Written by Mark Terry

In the last decision of this past Thursday, the Board of Patent Appeals and Interferences (BPAI) reiterated the rule that attorney argument is not enough to meet certain burdens in course of patent prosecution. As a Board Certified patent lawyer in Miami with a sizable docket of cases, I’m constantly staying abreast of the current state of the law on issues relating to patent prosecution.

The Patent Examiner in the Ex parte Zechlin case asserted that a characteristic of the claimed chemical process was found in a prior art patent. Specifically, the Patent Examiner found the claimed cyclic ketone removal characteristic was “inherent” in the chemical process shown in the Forlin (U.S. Pat. App. No. 2004/0092773) prior art reference. On appeal, the Applicant presented his arguments as to why the Examiner’s assertion was incorrect. The Applicant, however, provided no other evidence, such as affidavits, extrinsic evidence, etc.

What does the law say about an inherency rejection and the burden of proof?

When the claimed and prior art products are identical or substantially identical, or are produced by identical or substantially identical processes, the PTO can require an applicant to prove that the prior art products do not necessarily or inherently possess the characteristics of his claimed product. See In re Ludtke, [441 F.2d 660 (CCPA 1971)]. Whether the rejection is based on “inherency” under 35 U.S.C. § 102, on “prima facie obviousness” under 35 U.S.C. § 103, jointly or alternatively, the burden of proof is the same, and its fairness is evidenced by the PTO’s inability to manufacture products or to obtain and compare prior art products. See In re Brown, 459 F.2d 531. . . ([CCPA]1972). In re Best, 562 F.2d 1252, 1255 (CCPA 1977).

The applicant has the burden of coming forward with evidence in rebuttal, when the prior art includes a method that appears, on its face, to be capable of producing the claimed composition. This burden may be met by presenting sufficient reason or authority or evidence, on the facts of the case, to show that the prior art method would not produce or would not be expected to produce the claimed subject matter. In re Kumar, 418 F.3d 1361, 1368 (Fed. Cir. 2005).

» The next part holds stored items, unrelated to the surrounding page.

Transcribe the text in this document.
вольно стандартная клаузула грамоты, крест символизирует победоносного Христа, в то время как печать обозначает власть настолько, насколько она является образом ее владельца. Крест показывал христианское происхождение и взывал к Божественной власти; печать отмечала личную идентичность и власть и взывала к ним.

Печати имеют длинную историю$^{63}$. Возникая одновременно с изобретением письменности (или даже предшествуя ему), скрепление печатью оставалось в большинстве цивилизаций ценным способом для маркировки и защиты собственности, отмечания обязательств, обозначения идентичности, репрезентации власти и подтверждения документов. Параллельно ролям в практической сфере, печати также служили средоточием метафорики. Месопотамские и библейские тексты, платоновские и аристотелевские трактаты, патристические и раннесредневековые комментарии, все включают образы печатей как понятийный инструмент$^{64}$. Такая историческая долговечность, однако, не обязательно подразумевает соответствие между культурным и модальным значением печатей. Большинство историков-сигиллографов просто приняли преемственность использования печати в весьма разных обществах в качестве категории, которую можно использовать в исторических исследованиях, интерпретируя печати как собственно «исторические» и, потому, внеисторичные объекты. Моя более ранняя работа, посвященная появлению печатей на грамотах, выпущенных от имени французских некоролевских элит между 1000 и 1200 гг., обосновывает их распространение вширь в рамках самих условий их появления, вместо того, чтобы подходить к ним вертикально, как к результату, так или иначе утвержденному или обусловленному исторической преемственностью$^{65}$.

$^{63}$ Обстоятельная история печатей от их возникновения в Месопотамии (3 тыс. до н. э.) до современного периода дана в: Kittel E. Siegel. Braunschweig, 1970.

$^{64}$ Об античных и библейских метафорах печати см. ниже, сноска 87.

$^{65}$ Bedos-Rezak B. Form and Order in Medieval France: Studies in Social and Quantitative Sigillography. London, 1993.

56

In Ex parte Zechlin, the Examiner presented a legitimate inherency rejection and the Applicant responded using only “attorney argument” and did not present any 1.132 affidavits, references to text books, scientific treatises, etc. That was a bad move by the Applicant’s attorney, since he carried the burden of proving the inherency rejection was not accurate. As a result, the Board in Ex parte Zechlin found the Applicant did not meet his burden in rebutting the Examiner’s finding of inherency.

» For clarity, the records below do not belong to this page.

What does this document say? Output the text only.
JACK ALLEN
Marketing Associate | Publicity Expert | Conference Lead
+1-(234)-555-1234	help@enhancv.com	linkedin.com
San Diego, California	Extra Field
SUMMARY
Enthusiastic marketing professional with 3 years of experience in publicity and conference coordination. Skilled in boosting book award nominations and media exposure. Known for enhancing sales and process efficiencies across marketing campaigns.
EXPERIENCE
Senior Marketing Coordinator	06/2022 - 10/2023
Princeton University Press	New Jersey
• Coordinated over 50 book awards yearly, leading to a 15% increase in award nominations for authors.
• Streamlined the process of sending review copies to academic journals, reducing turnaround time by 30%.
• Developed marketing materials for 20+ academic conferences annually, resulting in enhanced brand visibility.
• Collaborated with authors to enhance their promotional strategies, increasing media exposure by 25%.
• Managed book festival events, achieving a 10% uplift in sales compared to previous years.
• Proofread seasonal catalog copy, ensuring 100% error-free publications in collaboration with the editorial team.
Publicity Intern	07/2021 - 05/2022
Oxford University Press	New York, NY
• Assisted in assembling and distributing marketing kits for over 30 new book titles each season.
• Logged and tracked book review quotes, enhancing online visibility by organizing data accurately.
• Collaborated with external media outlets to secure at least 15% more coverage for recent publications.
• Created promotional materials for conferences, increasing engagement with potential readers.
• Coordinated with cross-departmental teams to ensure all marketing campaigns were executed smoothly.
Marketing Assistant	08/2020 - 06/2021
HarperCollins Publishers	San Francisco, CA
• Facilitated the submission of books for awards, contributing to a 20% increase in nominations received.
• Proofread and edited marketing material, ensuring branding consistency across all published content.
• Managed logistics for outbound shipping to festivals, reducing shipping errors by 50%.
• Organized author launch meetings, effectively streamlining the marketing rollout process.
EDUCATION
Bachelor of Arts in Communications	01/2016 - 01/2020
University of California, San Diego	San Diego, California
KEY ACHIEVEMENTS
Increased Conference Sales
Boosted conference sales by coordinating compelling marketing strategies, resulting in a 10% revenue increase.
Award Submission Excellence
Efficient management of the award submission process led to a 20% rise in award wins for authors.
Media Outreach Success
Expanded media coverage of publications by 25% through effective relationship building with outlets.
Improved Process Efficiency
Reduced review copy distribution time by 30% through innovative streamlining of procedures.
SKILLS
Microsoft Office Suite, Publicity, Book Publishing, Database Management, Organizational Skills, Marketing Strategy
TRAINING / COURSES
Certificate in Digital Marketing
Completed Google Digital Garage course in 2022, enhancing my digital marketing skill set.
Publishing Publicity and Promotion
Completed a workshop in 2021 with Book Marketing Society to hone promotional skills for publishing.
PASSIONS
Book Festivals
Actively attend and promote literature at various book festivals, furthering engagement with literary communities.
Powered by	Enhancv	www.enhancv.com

Lessons Learned: The moral of the story here is that once the Examiner makes a finding of inherency, the burden is moved to the Applicant to properly rebut the Examiner’s finding. And it’s a high burden. You wont get off with a few paragraphs of attorney argument. In order to properly rebut a finding of inherency, the patent practitioner should err on the side of caution and get a professor or credited engineer to provide a 1.132 affidavit and/or provide a good bibliography of textbooks, scientific journals and academic articles that support his position.